MANAGED CARE June 1998. ©1998 Stezzi Communications
A judge in Fort Worth last month ordered Harris Methodist Health Plan to stop fining physicians who exceed pharmacy budgets. District Judge Bonnie Sudderth ruled that Harris Methodist Health Plan's risk-sharing mechanism violates a state law that bars HMOs from paying physicians or other providers in ways that even indirectly create incentives to limit medically necessary care.
Harris Methodist pays physicians a percentage of premiums to provide care, and budgets a separate portion of premiums for prescription drugs. Physicians exceeding their pharmacy budgets must repay 35 percent of the excess, while physicians who are under budget get some of the surplus back as a bonus.
Harris Methodist faces a class-action lawsuit filed by 400 physicians who contend that its physician-payment system is illegal. The case is scheduled to go to trial in January. On the other side of the fence, 180 physicians have said through affidavits they support the Harris compensation system.
Primary care physicians who contract with Harris Methodist exceeded their pharmacy budgets by $3.2 million in 1995–96, and paid $1.1 million in fines. In 1996–97, doctors were $4.5 million over budget and paid $1.5 million.

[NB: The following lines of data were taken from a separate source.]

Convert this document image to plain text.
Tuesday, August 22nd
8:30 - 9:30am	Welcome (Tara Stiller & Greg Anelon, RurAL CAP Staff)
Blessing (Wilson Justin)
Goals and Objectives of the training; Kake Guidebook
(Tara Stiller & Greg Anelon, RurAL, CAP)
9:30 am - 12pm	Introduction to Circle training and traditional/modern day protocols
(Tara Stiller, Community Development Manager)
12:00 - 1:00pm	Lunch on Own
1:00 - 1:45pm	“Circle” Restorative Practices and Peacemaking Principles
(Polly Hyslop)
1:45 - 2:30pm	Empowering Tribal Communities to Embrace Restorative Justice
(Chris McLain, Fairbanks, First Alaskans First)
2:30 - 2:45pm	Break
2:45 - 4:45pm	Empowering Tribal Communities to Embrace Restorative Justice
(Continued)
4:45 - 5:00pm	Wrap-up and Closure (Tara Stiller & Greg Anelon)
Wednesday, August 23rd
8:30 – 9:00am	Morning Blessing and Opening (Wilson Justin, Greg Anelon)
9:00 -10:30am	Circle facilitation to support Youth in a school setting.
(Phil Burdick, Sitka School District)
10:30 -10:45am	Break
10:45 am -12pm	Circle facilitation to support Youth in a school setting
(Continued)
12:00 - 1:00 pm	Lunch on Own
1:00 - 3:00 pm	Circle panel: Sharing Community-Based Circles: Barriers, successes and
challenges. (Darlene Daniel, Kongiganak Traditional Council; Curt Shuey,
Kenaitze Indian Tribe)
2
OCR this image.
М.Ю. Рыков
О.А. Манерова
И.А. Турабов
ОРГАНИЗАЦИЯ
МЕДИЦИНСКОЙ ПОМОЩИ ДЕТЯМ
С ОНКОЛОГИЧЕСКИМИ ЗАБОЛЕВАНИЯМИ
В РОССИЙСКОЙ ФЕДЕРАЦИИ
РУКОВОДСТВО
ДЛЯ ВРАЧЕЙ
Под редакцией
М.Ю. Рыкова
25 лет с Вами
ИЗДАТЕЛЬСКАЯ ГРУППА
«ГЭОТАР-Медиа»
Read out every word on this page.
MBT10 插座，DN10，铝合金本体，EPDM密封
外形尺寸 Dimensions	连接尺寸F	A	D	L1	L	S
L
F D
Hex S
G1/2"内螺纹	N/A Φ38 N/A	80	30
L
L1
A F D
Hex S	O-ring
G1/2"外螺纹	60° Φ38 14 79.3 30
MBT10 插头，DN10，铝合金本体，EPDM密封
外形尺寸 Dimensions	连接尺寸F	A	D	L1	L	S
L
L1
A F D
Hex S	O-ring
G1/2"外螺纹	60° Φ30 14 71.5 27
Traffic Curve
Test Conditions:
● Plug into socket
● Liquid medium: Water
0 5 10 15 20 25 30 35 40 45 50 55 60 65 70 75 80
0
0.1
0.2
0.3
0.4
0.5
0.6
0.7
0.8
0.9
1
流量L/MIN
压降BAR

Nearly three of four Harris Methodist doctors exceeded their pharmacy budgets in 1996–97.
The pharmacy provisions of the Arlington-based health plan's contracts "have resulted, and will continue to result, in the denial of medically necessary care to Harris HMO members," Sudderth wrote in her decision.
"These denials include circumstances of cherry-picking, patient-dumping, practice consolidation and outright denials of treatment, referrals and prescriptions."
In April, the Texas Department of Insurance recommended that Harris pay an $800,000 fine and repay physicians who were penalized for going over budget. The plan has requested a public hearing to explain its practices before Insurance Commissioner Elton Bomer decides whether to accept the recommendation and impose the fine.
The HMO contends that it knows of no case in which its compensation system led to care being denied. It plans to appeal the pharmacy decision to the Texas Court of Appeals, which could rule by July.